Any success stories where you managed to get a deal for lower commissions from your broker or bank ? If so, any tips ?
I tried Tradestation. The sales rep was open. But he continued with increasingly detailed requests. He ended up insisting on every trade I have done with timestamp on every trade. I gave him full overview of the amount of trading and commissions paid. He kept on insisting on every trade with time stamps. I denied. I can see that he stopped working for Tradestation a couple of years ago.
Check this out. My direct email is below if you have any questions. Promo Code: SUPER https://www.lightspeed.com/lp/big-game Please choose me as your salesperson. https://www.lightspeed.com/open-an-account
@Robert Morse normally CQG charges .10 cents transaction fee for 1 micro but Lightspeed charges .35 cents . Do you pass on the whole .35 cents to CQG ?
CQG charge for CQG Desktop billed through Wedbush futures for our clients is $35/Month + $0.35/fill, (Maximum Cost $625, includes mobile). How Wedbush Futures and CQG split that is not up to Lightspeed. The $0.10/fill is for other CQG products not Desktop or QTrader. As an example Sierra Charts & MultiCharts using CQG, Wedbush futures charges $20/Month + $0.10/fill. Lightspeed has no control of the FCM pricing for our clients of the software they enable and contract for.
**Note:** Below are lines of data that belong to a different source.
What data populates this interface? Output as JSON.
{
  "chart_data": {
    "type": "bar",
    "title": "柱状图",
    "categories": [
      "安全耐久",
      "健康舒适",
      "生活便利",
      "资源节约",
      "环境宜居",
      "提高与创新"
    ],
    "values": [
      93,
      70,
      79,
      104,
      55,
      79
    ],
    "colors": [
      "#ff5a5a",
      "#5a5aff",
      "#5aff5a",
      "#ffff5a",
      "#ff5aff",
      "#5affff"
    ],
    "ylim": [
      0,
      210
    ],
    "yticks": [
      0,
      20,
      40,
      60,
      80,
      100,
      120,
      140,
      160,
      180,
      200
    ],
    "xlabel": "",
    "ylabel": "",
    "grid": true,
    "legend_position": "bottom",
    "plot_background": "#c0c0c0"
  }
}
Promo code? Hope this was a joke. You are better than that, Rob. By the way, I always get confused what you are doing here when your signature states that you work in "institutional sales".
Now that is a convoluted answer. So, your parent company keeps the 25 cents it charges for the desktop. Was that so hard to say? It's like saying that I in the Microsoft Windows team have no say over why customers are charged 200 bucks for the OS when Linux is given away at a lower cost. Microsoft charges this fee and our windows team has no say over how much Microsoft charges and passes on to some midlayer providers.
I did. The tip: 1. Accumulate HUGE trading volume. I was trading a huge volume at the time and that was the no. 1 major deciding factor for them to give me a discounted rate because they know, if I walk, they will have a lot to lose. 2. Talk to a manager, at least one who's authorized to make the deal and not some low-level representatives who still have to speak to the manager. Preferably, talk to them towards the end of the day when they are in a hurry to go home and they are more willing to relent. LOL 3. You will have more luck with a brokerage or a bank that's not a discount brokerage already like IB or RobinHood which already have low commissions to begin with and there is not much room to maneuver. It's all about the bottom line for them. But I was only able to negotiate successfully once in my whole trading career though. Those joints are really stingy and now with retail traders all flocking to trading, there might not be much incentive for them to accommodate you.
OCC rebate when it hits - not common in retail, but fairly common in the Prime and Professional community. Generally, it is part of any beginning-of-year discussions. This year options were very active so if you are paying commissions it can be material. If you're trading for free, it's baked into the broker's assumptions.